La crisis exige un cambio. El Brexit comenzó como rechazo de la UE y se ha transformado en una revolución en busca de una constitución escrita, que distinga entre la mayoría escasa y la voluntad del pueblo, que defina reglas que prevengan contra la manipulación o la propaganda cuyo altar propiciatorio es voraz y que, sobre todo, esté preparada para enfrentar a oportunistas que se niegan a acatar las reglas establecidas por siglos de precedencia. La tendencia a confundir los propios prejuicios con la voluntad popular se llama dictadura, desafortunadamente popular aun en estos tiempos.
El conflicto, sin embargo, tiene una consecuencia positiva: ante el peligro de suspender el Parlamento en nombre del pueblo, ante la emergencia nacional que dejó sin mayoría al gobierno de Johnson, quienes se oponen a una salida no negociada han unido fuerzas.
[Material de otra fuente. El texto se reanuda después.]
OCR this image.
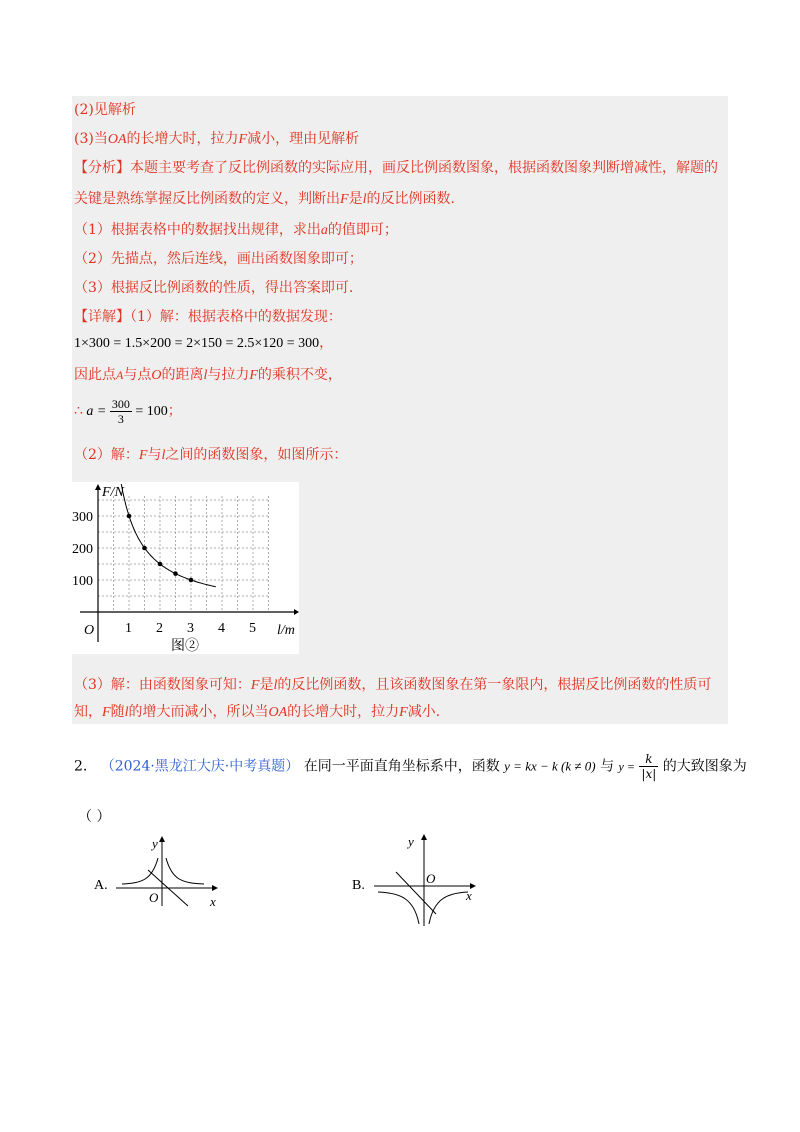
(2)见解析
(3)当OA的长增大时，拉力F减小，理由见解析
【分析】本题主要考查了反比例函数的实际应用，画反比例函数图象，根据函数图象判断增减性，解题的
关键是熟练掌握反比例函数的定义，判断出F是l的反比例函数.
（1）根据表格中的数据找出规律，求出a的值即可；
（2）先描点，然后连线，画出函数图象即可；
（3）根据反比例函数的性质，得出答案即可.
【详解】（1）解：根据表格中的数据发现：
1×300 = 1.5×200 = 2×150 = 2.5×120 = 300，
因此点A与点O的距离l与拉力F的乘积不变，
∴ $a = \frac{300}{3} = 100$；
（2）解：F与l之间的函数图象，如图所示：
F/N
l/m
O 1 2 3 4 5
100
200
300
图②
（3）解：由函数图象可知：F是l的反比例函数，且该函数图象在第一象限内，根据反比例函数的性质可
知，F随l的增大而减小，所以当OA的长增大时，拉力F减小.
2. （2024·黑龙江大庆·中考真题） 在同一平面直角坐标系中，函数 y = kx − k (k ≠ 0) 与 $y = \frac{k}{|x|}$ 的大致图象为
（ ）
A.
y
x
O
B.
y
x
O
Boris ha formalizado y codificado la suspicacia y la condena de una mitad del país por la otra, y al hacerlo ha mostrado la decrepitud del sistema que lo ha llevado al poder y que ahora se le resiste, aislándolo.
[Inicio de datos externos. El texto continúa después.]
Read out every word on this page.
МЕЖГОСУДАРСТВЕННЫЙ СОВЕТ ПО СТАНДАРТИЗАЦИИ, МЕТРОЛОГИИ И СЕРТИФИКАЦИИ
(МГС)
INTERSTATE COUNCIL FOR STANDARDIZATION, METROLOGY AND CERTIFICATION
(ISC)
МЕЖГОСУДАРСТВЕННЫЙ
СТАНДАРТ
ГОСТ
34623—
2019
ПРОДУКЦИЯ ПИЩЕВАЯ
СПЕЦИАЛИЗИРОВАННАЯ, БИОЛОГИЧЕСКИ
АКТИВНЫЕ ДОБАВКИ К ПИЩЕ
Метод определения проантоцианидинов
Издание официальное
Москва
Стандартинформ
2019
Quienes desean abandonar la UE reclaman su derecho como mayoría. Es poco frecuente que este derecho sea cuestionado, pero ¿es lícito negar los derechos de las minorías en nombre de la mayoría? ¿Eso es democracia? Brexit ha cuestionado los cimientos nacionales porque, más que la lucha por dejar la UE, ha dado pie a una crisis que es doméstica y se nutre del rencor y de las ambiciones de quienes ven en el caos una mina creativa. Hay que destruirlo todo para hacerlo todo de nuevo. Y dado que para los conservadores Jeremy Corbyn es peor que la catástrofe, habiendo perdido la mayoría Boris llamará a elecciones. Su antecesora cometió el mismo error.
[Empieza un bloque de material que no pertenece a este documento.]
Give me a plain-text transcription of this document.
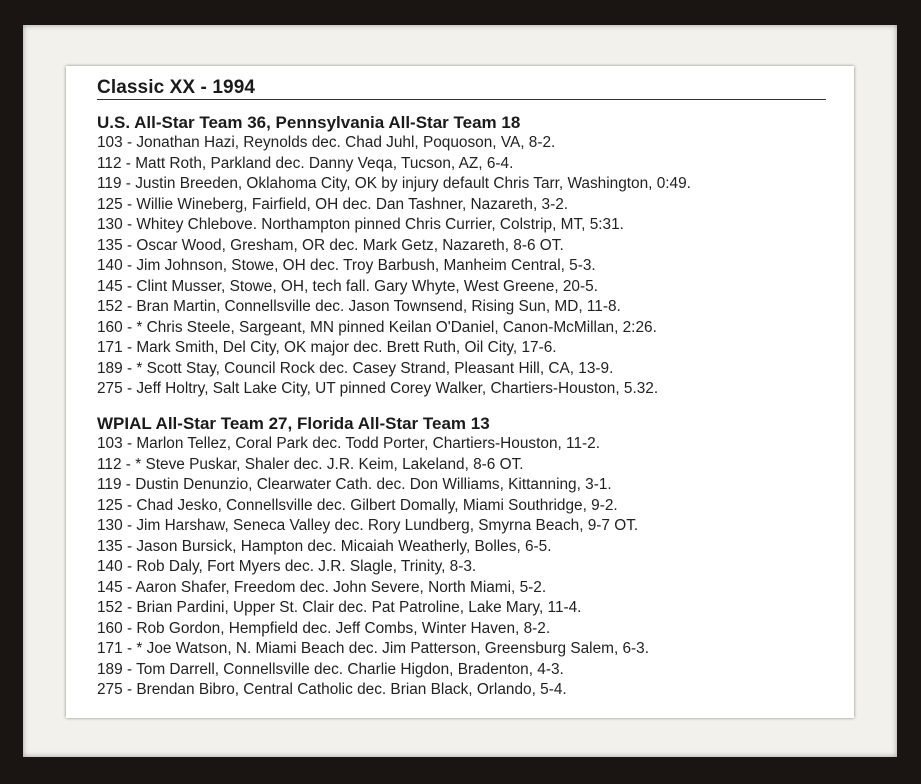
Classic XX - 1994
U.S. All-Star Team 36, Pennsylvania All-Star Team 18
103 - Jonathan Hazi, Reynolds dec. Chad Juhl, Poquoson, VA, 8-2.
112 - Matt Roth, Parkland dec. Danny Veqa, Tucson, AZ, 6-4.
119 - Justin Breeden, Oklahoma City, OK by injury default Chris Tarr, Washington, 0:49.
125 - Willie Wineberg, Fairfield, OH dec. Dan Tashner, Nazareth, 3-2.
130 - Whitey Chlebove. Northampton pinned Chris Currier, Colstrip, MT, 5:31.
135 - Oscar Wood, Gresham, OR dec. Mark Getz, Nazareth, 8-6 OT.
140 - Jim Johnson, Stowe, OH dec. Troy Barbush, Manheim Central, 5-3.
145 - Clint Musser, Stowe, OH, tech fall. Gary Whyte, West Greene, 20-5.
152 - Bran Martin, Connellsville dec. Jason Townsend, Rising Sun, MD, 11-8.
160 - * Chris Steele, Sargeant, MN pinned Keilan O'Daniel, Canon-McMillan, 2:26.
171 - Mark Smith, Del City, OK major dec. Brett Ruth, Oil City, 17-6.
189 - * Scott Stay, Council Rock dec. Casey Strand, Pleasant Hill, CA, 13-9.
275 - Jeff Holtry, Salt Lake City, UT pinned Corey Walker, Chartiers-Houston, 5.32.
WPIAL All-Star Team 27, Florida All-Star Team 13
103 - Marlon Tellez, Coral Park dec. Todd Porter, Chartiers-Houston, 11-2.
112 - * Steve Puskar, Shaler dec. J.R. Keim, Lakeland, 8-6 OT.
119 - Dustin Denunzio, Clearwater Cath. dec. Don Williams, Kittanning, 3-1.
125 - Chad Jesko, Connellsville dec. Gilbert Domally, Miami Southridge, 9-2.
130 - Jim Harshaw, Seneca Valley dec. Rory Lundberg, Smyrna Beach, 9-7 OT.
135 - Jason Bursick, Hampton dec. Micaiah Weatherly, Bolles, 6-5.
140 - Rob Daly, Fort Myers dec. J.R. Slagle, Trinity, 8-3.
145 - Aaron Shafer, Freedom dec. John Severe, North Miami, 5-2.
152 - Brian Pardini, Upper St. Clair dec. Pat Patroline, Lake Mary, 11-4.
160 - Rob Gordon, Hempfield dec. Jeff Combs, Winter Haven, 8-2.
171 - * Joe Watson, N. Miami Beach dec. Jim Patterson, Greensburg Salem, 6-3.
189 - Tom Darrell, Connellsville dec. Charlie Higdon, Bradenton, 4-3.
275 - Brendan Bibro, Central Catholic dec. Brian Black, Orlando, 5-4.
Mientras, una purga es necesaria. La expulsión de 21 miembros del Partido Conservador por diferir de la política adoptada por Boris asesorado por Dominic Cummings, quien estuviera detrás de la campaña a favor de abandonar la UE, afirma la mano dura con la intención de atemorizar a futuros disidentes. Las cabezas de Sir Nicholas Soames, nieto de Winston Churchill, a quien Boris desea recordar, y de Phillip Hammond, ex miembro del gabinete de la Sra. May a cargo de finanzas, son las primeras en rodar. Entrevistado en el noticiero de la BBC, Kenneth Clark –otro grande del torismo, también expulsado del partido– expresó que su preocupación no es personal (es un hombre mayor) sino nacional.
Un PM que, para afirmar su voluntad sin que la oposición le estorbe, busca desaparecer al Parlamento, representa un peligro letal para la democracia en el RU. Boris quiere elecciones el 14 de septiembre, pero sin mayoría dependerá de la fecha que le dé el Partido Laborista, que esperará hasta que la legislación para impedir la salida abrupta de la UE haya sido examinada y ratificada e impida al gobierno de Johnson transformar el Partido Conservador a imagen y semejanza del nacionalismo populista del Brexit Party.